Wer die wahl hat, hat die Qual

Da Frauen im Falle einer Schwangerschaft erheblich mehr in den Nachwuchs investieren müssen als Männer, sind sie insgesamt wesentlich wählerischer und kritischer, was ihre Partnerwahl und ihre Beziehungen betrifft. Dies trifft umso mehr auf die Tage zu, an denen die Wahrscheinlichkeit einer Schwangerschaft hoch ist. Dass Frauen in den fruchtbaren Tagen kritischer sind, bedeutet aber nicht, dass sie mehr Kritik üben oder gar schlechtere Laune haben. Das ist kurz vor der Menstruation der Fall, und unter dem Begriff prämenstruelles Syndrom bekannt. Es bedeutet vielmehr, dass sie die eigene Beziehung und (potentiellen) Partner sorgfältiger und gründlicher betrachten. Dabei können sie durchaus auch die positiven Seiten des Partners klar erkennen, die sie vielleicht ansonsten im Alltagsstress leicht übersehen. Evolutionär betrachtet ist dieses Muster durchaus sinnvoll. All unsere weiblichen Vorfahren, die während der gefährlichen Tage ihres Zyklus nicht besonders wählerisch waren und den erstbesten Mann mit in die heimische Höhlen nahmen, liefen eben auch Gefahr, auf Männer zutreffen, die krank, schwach oder weniger intelligent waren als andere. Viele der unter diesen Bedingungen gezeugten Kinder hatten in der Folge geringere Überlebenschancen.

Emotional versus Sexuell

Männer und Frauen unterscheiden sich weniger darin, was sie schlimmer finden – emotionale oder sexuelle Untreue -, sondern darin, für wie wahrscheinlich sie es halten, dass das eine nicht ohne das andere geht. Frauen gehen davon aus, dass Männer zwar Sex ohne Liebe erleben können, nehmen aber an, dass, wenn der Partner sich in eine andere Frau verliebt, er auch mit ihr schläft. Männer vermuten umgekehrt, dass Frauen nur Sex haben, wenn sie auch verliebt sind.
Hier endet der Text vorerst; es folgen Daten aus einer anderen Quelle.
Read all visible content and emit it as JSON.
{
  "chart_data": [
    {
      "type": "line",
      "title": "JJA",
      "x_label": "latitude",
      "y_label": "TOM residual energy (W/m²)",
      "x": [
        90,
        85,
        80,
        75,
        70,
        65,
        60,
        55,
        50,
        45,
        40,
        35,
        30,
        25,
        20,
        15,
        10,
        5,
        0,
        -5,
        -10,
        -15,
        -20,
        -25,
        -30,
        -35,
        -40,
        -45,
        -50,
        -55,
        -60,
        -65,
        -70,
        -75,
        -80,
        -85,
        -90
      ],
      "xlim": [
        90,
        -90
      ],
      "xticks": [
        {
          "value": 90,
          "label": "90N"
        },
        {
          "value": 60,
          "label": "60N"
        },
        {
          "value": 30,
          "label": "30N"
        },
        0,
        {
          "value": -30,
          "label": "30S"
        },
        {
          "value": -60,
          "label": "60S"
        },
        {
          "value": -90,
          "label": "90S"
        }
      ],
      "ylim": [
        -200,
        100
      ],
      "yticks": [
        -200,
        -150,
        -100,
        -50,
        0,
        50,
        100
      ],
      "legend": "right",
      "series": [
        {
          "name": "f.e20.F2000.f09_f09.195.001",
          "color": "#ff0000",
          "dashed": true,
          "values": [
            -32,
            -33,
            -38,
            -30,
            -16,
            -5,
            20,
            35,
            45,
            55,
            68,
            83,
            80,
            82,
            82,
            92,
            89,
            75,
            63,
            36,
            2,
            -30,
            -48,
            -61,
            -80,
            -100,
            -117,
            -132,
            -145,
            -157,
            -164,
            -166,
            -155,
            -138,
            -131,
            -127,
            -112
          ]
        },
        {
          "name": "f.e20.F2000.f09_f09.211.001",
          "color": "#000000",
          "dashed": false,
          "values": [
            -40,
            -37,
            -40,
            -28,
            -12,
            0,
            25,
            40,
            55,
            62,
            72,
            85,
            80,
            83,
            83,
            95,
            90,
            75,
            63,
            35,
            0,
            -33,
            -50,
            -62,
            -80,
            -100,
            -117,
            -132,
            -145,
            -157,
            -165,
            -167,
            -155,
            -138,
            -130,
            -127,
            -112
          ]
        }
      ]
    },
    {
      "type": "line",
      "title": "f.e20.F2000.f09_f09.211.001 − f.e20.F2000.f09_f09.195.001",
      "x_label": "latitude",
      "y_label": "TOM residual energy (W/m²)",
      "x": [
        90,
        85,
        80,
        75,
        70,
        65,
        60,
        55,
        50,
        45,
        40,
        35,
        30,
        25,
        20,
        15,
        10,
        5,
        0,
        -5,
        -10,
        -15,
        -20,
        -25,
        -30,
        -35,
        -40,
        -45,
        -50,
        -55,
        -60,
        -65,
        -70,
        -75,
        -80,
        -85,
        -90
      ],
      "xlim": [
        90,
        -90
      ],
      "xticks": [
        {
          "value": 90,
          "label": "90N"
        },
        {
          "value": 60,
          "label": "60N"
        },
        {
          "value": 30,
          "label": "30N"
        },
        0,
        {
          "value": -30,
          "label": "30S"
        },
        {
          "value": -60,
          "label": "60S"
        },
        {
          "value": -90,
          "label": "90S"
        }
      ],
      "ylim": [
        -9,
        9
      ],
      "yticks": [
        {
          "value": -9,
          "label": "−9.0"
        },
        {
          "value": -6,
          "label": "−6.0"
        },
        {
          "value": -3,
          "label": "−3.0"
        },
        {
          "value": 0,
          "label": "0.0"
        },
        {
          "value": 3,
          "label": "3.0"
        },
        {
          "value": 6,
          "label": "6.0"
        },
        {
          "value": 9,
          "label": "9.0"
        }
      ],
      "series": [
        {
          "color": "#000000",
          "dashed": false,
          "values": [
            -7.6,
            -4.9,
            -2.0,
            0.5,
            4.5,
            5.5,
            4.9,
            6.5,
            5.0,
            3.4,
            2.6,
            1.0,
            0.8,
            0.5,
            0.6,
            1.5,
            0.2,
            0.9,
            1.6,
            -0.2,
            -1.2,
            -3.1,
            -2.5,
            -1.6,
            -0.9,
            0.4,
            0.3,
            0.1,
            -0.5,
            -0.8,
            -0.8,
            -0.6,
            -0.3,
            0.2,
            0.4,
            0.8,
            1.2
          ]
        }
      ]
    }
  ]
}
Wenn also Frauen emotionale Untreue schlimmer finden, dann setzen sie stillschweigend voraus, dass er sowieso mit der anderen ins Bett geht. Wenn Männer sexuelle Untreue schlimmer finden, dann gehen Sie davon aus, dass ihre Partnerin auch verliebt ist. Es ist also letztlich jeweils die doppelte Untreue, die Männer wie Frauen gleichermaßen entsetzt. Kulturelle Unterschiede zeigen sich auch darin, wem beim Treuebruch die Schuld zugeschoben wird und welche Reaktionen im Falle des Ehebruchs als gerechtfertigt erscheinen.

Kulturelle Unterschiede

Im Kulturen, in denen persönlicher Besitzt und eine enge, intensive Bindung zwischen einem Paar hoch im Kurs stehen, sexuelle Monogamie und die Ehe als wichtig für das ökonomische und soziale Bestehen geachtet werden, ist bei Männern ein eifersüchtiges Verhalten stärker ausgeprägt. Deutschland zählt wie auch die meisten anderen abendländischen Kulturen dazu. Anders ist das in Kulturen, in denen der Besitz einer größeren Familiengruppe gemeinsam gehört, Sexualität vor und neben der Ehe toleriert und in denen die Ehe als nicht so wesentlich betrachtet wird; hier ist Eifersucht weniger ausgeprägt. Die Aborigines Australiens, zumindest sofern sie noch auf traditionelle Weise leben, gehören zu einer solchen Kultur. Je nach Kultur ist Eifersucht also eine mehr oder weniger übliche Reaktion.